The Republicans’ anti-jobs strategy also serves their ideological purposes. The Bush Recession (along with irresponsible spending under the Bush Administration) led to a significant increase in the deficit due to a decline in revenue and an increase in need.  Rather than try to increase revenue through promoting economic growth, cutting military spending and corporate subsidies, and asking the wealthy to pay their fair share again, the Republicans have decided to seize on the deficits that they created to try to achieve their ideological goals of destroying Medicare, Social Security, the social safety net, and investments in education and infrastructure.  Today’s Republican Party does not believe in government helping the middle class, working class, or poor, and they are trying to seize on the deficits they created in order to put such beliefs in practice.

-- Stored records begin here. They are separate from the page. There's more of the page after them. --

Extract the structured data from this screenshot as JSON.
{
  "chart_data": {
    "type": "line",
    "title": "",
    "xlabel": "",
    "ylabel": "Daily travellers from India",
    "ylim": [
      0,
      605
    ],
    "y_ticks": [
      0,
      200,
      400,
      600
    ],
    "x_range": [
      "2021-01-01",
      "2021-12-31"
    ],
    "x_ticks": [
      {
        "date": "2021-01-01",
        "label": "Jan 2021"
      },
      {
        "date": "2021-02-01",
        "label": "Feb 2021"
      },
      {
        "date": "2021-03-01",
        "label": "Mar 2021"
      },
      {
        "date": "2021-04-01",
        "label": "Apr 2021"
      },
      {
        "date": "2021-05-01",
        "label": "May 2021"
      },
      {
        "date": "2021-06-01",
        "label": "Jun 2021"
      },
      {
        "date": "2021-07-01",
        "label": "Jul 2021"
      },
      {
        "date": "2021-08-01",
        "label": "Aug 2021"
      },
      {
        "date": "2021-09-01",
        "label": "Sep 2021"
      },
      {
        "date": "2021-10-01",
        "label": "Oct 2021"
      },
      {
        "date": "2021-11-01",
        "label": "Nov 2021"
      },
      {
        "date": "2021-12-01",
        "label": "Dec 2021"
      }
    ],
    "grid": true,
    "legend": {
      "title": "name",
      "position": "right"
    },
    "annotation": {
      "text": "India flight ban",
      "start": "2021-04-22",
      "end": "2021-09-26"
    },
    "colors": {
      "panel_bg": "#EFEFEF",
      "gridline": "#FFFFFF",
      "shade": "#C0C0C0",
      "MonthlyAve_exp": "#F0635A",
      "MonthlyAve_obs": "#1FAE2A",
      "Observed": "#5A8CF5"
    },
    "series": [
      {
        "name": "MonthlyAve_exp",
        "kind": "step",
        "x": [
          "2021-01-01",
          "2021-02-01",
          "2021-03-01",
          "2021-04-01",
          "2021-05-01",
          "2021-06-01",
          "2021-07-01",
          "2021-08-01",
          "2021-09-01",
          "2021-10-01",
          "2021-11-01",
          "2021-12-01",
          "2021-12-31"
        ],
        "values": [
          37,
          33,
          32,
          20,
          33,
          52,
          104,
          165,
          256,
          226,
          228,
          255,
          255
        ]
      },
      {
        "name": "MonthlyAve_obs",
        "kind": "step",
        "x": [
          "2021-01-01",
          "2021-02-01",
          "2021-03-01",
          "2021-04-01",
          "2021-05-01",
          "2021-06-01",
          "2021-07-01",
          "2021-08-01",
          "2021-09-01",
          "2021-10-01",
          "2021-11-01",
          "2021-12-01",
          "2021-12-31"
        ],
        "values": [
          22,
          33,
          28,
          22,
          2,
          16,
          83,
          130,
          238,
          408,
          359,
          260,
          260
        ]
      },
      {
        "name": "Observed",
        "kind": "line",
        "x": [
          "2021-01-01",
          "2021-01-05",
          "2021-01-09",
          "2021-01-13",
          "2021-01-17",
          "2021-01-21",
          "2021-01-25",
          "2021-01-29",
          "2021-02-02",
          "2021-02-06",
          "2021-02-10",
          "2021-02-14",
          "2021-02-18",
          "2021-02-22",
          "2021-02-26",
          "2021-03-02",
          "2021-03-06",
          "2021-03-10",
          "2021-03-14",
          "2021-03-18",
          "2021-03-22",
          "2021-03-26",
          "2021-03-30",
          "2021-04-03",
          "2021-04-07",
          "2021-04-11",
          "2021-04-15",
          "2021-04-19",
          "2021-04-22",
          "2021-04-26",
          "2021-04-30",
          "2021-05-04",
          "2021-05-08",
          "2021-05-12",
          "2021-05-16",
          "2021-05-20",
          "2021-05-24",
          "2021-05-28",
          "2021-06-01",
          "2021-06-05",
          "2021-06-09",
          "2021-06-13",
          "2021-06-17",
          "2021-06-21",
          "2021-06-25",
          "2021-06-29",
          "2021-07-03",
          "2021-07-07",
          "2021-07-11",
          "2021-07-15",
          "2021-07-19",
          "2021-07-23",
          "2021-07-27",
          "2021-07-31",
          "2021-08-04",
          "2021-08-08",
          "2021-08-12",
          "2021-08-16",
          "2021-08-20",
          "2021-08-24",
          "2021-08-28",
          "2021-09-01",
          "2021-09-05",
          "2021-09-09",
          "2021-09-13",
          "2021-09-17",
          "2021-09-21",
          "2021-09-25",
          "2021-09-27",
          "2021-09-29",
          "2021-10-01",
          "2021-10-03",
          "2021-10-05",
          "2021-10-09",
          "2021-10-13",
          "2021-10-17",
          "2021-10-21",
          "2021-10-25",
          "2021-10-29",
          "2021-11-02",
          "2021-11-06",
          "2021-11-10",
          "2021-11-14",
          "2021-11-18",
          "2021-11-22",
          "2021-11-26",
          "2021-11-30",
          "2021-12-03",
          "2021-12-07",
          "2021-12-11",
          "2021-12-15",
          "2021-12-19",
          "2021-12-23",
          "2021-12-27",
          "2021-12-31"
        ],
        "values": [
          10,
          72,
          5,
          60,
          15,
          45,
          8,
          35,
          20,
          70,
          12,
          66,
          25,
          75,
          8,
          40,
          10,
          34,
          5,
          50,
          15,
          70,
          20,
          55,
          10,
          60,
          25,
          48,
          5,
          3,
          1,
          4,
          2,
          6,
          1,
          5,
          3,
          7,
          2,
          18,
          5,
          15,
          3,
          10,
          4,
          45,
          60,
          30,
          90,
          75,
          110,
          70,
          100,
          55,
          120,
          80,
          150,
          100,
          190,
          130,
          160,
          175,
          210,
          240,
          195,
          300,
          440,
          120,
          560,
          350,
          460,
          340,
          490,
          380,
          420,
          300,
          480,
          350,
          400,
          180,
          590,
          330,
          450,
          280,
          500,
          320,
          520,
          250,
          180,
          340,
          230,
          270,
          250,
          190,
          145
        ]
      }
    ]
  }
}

By preventing our country from focusing on creating jobs and economic growth, Republicans have also furthered their ideological goals by making people feel that government cannot work for them.  An adequate stimulus and other government efforts could have brought us economic recovery in 2009 and 2010, but that would have helped people realize, just as they did with the New Deal, that government can and does help improve the lives of every day people.  Such result would run counter to Republicans’ ideological interests, so they made sure that result did not occur.
Now, the Democrats are not blameless in this.  They managed to get enough stimulus and other policies through to prevent a complete economic collapse, but they could have and still should be fighting harder on the jobs front.  Rather than engaging in debate over Republican scaremongering over imaginary bond vigilantes and inflation, Democrats should be fighting for progressive policies like a WPA style work program, a new stimulus package, infrastructure investments, aid to state and local governments, and cramdown legislation to help stop the foreclosure crisis.  But let’s keep in mind that none of those policies will pass so long as we continue to allow anti-job Republicans to have enough power in Congress to prevent the economic recovery our country needs but that Republicans do not want.
If you agree, please write a letter to the editor asking Republicans why they are obsessed with bond vigilantes and long-term deficits that their policies created, rather than with confronting the critical unemployment problem facing our nation today.